Das Meeting, bei dem nur das Essen funktionierte.
- Christoph

- 9. Juli 2025
- 2 Min. Lesezeit
(Ich hab mich letztens wieder daran erinnert – warum, weiß ich selbst nicht.)

Freunde, Freunde, Freunde
Ich hab gestern was bestellt und da hab ich mich zwangsläufig an Folgendes erinnert: Manchmal ist die eigentliche Agenda eines Meetings ist nicht das Projekt, sondern die Essensbestellung.
Es beginnt harmlos:
„Asiatisch für alle?“
Allgemeines Nicken.
Ich bin erleichtert.
Ich mag Asiatisch.
Nur kein Koriander.
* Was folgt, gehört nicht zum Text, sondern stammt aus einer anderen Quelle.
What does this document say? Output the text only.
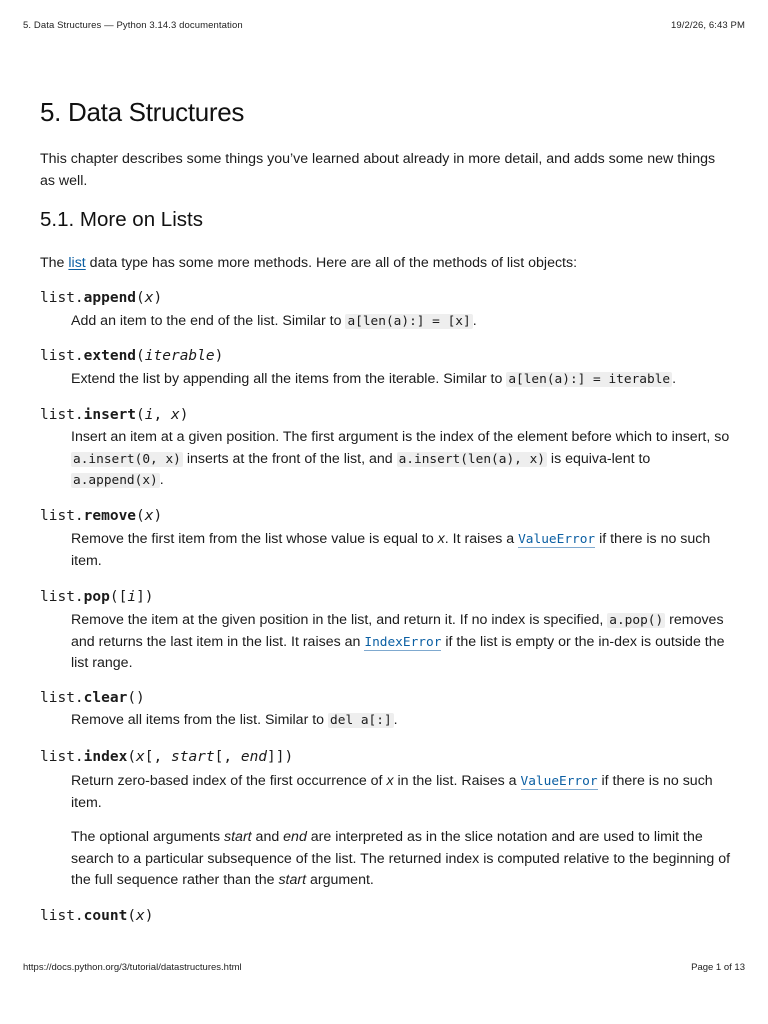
5. Data Structures — Python 3.14.3 documentation	19/2/26, 6:43 PM
5. Data Structures

This chapter describes some things you’ve learned about already in more detail, and adds some new things as well.

5.1. More on Lists

The list data type has some more methods. Here are all of the methods of list objects:

list.append(x)

Add an item to the end of the list. Similar to a[len(a):] = [x] .

list.extend(iterable)

Extend the list by appending all the items from the iterable. Similar to a[len(a):] = iterable .

list.insert(i, x)

Insert an item at a given position. The first argument is the index of the element before which to insert, so a.insert(0, x) inserts at the front of the list, and a.insert(len(a), x) is equiva-lent to a.append(x) .

list.remove(x)

Remove the first item from the list whose value is equal to x. It raises a ValueError if there is no such item.

list.pop([i])

Remove the item at the given position in the list, and return it. If no index is specified, a.pop() removes and returns the last item in the list. It raises an IndexError if the list is empty or the in-dex is outside the list range.

list.clear()

Remove all items from the list. Similar to del a[:] .

list.index(x[, start[, end]])

Return zero-based index of the first occurrence of x in the list. Raises a ValueError if there is no such item.

The optional arguments start and end are interpreted as in the slice notation and are used to limit the search to a particular subsequence of the list. The returned index is computed relative to the beginning of the full sequence rather than the start argument.

list.count(x)
https://docs.python.org/3/tutorial/datastructures.html	Page 1 of 13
Wirklich.
Nicht aus Prinzip, sondern weil mein Gaumen jedes Mal denkt, ich lutsche auf einem Stück Seife.
Dann geht’s los:
Paul will „nur was Leichtes“.
Julia isst kein Fleisch, aber „kein Problem, wirklich nicht, ich find schon was“.
Der IT-Kollege wünscht sich „was Scharfes, aber ohne Knoblauch“.
Lisa sagt: „Ich nehm einfach das, was Christoph nimmt.“
Und ich denk mir: Mist.
Weil ich selbst noch gar nicht weiß, was ich nehmen soll.
Ich studiere die Karte, als wär’s ein Bewerbungsgespräch.
Nach kurzem inneren Ringen bestell ich dann das Übliche:
Rindfleisch. Extra Gemüse. Kein Koriander.
Verlässlich wie mein Terminkalender.
Und dann kommt sie:
Die verhängnisvolle Frage vom Lieferdienst:
„Alles mit Koriander, ja?“
Ich antworte so schnell, wie andere Leute ja zur Gehaltserhöhung sagen:
„Auf keinen Fall. Für mich: bitte komplett ohne.“
Der Kollege vom Controlling murmelt:
„Ich wusste gar nicht, dass man gegen Koriander so viel Leidenschaft entwickeln kann.“
Trotzdem – alles läuft.
Dann kommt das Essen.
Duftend. Wärmend.
Irgendwas ist trotzdem falsch geliefert.
Lisa hat plötzlich das mit Huhn.
Ich das mit Tofu.
Julia isst beides.
Paul fragt: „Wer hat das extra-scharf bestellt?“
Niemand antwortet.
Und genau da – zwischen zu viel Sojasoße, geteilten Frühlingsrollen und einem Korianderblatt auf meiner Serviette – denke ich mir:
Das ist es doch. Das ist Team-Building.
Nicht das Moodboard.
Nicht die Ziele.
Nicht der Change-Prozess.
Sondern dieser eine Moment, wo jemand sagt:
„Sorry, das war mein Essen. Aber wenn du willst, tausch ich.“
Ich tausch.
Nicht weil ich muss.
Sondern weil es das ist, was man macht, wenn man gemeinsam durch die Schlachtfelder moderner Menüauswahl gegangen ist.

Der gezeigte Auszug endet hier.